I seperated in peace from the "new flower" (Addis Abeba translated to english)and fell in love with Harer at first sight. It's the only city in Ethiopia with a real old town. It has it's very own style of houses (especially the sitting plateaus inside), and even it's own language, only spoken inside Jogul, the old wall embracing it. Harari is a mix of arabic, amharic, oromo, somali and many other languages.

Also the harari folk songs are a refreshing alternate, they sound quite arabic. Regrettably I didn't find any live performance at this time, only bought some records, contrary to it's amharic counterparts in Lalibela and Addis, performed in a so called "asmari bet" , some kind of traditional night club (I forgot to mention it in the previous entries). Eventually I master the amharic "skisa" - dance, which is best described with joggling one's shoulders, to some extent.

Harer is an old trading city. The most important product sold here is Khat, a narcotic leaf, the nr.1 drug in Yemen, Somalia and some parts of Ethiopia. I tried it before several times in Yemen and Ethiopia, but I couldn't get used to it's bitter taste, and also couldn't feel any stimualtion. Unfortunetly the surrounding of harer is covered by a sea of blue plastic inwhich the khat is sold.

Now I stayed here for 5 days, including a day trip to Babile (1 hour by bus from harer), where I took a walk through an amazing stone forest, only angered by the cactus alongside the overgrown paths. Though I really like it here and found some new friends again, I'm quite disappointed now about my soon ending stay in Ethiopia. Within 2 months I couldn't find a place in the rural areas to integrate into the farmer's daily life, like I hoped to do. I've always been always a visitor and most acquaintances were rather cursory.But I'm still far away from feeling homesick.

Freitag, 7. März 2008

From Lalibela to Addis

From Lalibela to Addis


Since friday i'm in Addis Abeba. I reached Korem after a 2 days trek and 1 day by bus, and stayed there 2 days , including a visit to the beautiful Ashange mountain lake. Then I still tried to make a trip to the nearby Afar Region in the east and sacrificied 2 days with running from one local authority to the other to get a permission, but without any success.
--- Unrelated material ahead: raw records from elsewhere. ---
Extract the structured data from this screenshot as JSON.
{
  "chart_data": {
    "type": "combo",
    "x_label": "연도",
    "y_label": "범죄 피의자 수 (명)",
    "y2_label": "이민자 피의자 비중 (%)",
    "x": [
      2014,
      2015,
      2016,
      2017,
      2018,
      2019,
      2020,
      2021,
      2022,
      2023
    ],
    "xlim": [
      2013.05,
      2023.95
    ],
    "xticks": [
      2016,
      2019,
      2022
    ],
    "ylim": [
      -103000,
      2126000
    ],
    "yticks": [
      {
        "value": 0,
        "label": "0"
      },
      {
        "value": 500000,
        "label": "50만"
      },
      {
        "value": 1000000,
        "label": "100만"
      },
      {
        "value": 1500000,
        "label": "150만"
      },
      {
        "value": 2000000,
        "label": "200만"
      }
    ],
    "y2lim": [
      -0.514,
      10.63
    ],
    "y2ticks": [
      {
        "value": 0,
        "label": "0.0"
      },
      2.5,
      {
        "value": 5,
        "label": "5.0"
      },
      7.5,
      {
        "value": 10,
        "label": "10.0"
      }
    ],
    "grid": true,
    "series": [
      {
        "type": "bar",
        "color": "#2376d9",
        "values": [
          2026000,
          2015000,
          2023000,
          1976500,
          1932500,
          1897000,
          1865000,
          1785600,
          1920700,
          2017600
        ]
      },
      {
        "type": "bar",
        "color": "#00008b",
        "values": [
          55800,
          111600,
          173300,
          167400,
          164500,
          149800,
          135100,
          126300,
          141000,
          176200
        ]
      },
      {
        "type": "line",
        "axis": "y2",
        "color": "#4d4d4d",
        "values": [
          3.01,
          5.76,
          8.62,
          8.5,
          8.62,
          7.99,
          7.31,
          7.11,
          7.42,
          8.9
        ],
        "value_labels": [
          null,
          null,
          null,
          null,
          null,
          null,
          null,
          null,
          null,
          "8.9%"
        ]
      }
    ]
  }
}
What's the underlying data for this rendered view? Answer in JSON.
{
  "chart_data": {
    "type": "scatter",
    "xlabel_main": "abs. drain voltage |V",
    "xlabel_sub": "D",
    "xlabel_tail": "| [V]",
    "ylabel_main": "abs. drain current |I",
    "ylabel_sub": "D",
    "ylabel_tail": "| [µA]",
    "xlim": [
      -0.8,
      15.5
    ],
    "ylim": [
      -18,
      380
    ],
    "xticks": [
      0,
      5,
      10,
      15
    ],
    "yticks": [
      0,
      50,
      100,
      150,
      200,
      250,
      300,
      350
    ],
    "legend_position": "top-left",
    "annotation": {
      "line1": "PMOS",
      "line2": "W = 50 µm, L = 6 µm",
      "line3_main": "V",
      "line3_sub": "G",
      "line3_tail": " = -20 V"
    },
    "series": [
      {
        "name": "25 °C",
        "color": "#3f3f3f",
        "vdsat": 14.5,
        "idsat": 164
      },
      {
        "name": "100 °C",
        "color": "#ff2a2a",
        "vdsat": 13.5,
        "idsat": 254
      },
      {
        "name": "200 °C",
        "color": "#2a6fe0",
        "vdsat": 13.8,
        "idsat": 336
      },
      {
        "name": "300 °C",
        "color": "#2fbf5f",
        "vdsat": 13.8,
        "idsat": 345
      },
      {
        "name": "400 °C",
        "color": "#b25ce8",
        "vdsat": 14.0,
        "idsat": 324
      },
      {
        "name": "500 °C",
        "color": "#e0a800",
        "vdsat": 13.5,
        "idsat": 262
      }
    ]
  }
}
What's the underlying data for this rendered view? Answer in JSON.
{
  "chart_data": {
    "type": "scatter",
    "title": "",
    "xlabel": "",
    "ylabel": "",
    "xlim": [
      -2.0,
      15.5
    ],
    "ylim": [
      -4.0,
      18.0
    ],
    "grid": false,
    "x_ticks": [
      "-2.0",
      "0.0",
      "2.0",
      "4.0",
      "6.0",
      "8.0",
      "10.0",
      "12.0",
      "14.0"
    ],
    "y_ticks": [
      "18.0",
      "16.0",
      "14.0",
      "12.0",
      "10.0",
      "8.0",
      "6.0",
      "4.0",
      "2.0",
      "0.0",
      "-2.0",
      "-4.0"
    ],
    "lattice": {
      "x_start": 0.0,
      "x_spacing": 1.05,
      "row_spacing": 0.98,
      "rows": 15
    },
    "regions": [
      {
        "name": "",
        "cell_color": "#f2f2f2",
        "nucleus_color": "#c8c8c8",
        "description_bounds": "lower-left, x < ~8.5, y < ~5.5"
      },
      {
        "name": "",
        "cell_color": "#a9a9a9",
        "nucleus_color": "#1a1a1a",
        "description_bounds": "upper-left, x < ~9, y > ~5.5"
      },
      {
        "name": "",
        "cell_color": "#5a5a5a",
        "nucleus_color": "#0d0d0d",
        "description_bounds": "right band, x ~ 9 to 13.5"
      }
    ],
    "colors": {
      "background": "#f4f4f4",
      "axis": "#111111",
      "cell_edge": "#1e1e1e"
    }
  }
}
The Afar nomads are known to be very hostile not only for "farenji" (white men like me) but also for other ethiopian ethnics. So it would have been nessecary to take a guide from their tribe in order not to be abducted or even killed. Their homeland is the hottest area in Ethiopia, flat pastoral land, interrupted by many extinct and active volcanoes and salt lakes, very different from the highland. Maybe I'll try it again from their regional capital Samara, when I'm on the way to Djibouti.

Here in Addis I stay with some Somali friend's friends, refugees from Mogadischu who are waiting for their visa to follow their relatives in Austria or other western countries. The Djibouti Visa is also the only reason why i still didn't leave this monster city, mainly consisting of corrugated iron buildings and shopping malls next to each other, without any single park or other alternations. I should get the visa tomorrow, then i'll go to Harer , a historical islamic trading city, most probably better worth seeing. It's only 2 hours (in Ethiopia a ridiculous distance) from Jijiga, the capital of Somali Regional State, which i have to avoid in order not to get into the same situation like in the new year, as there is still a long lasting guerilla war in it's hinterland.

I still have problems loading the pictures, it would simply take days (without sleeping) untill I've loaded all important images. Maybe in Djibouti it's better. Also I cannot open my blog here in Ethiopia, (seems to be censored by the government) and I have to mail the texts of the entries to my sister in austria.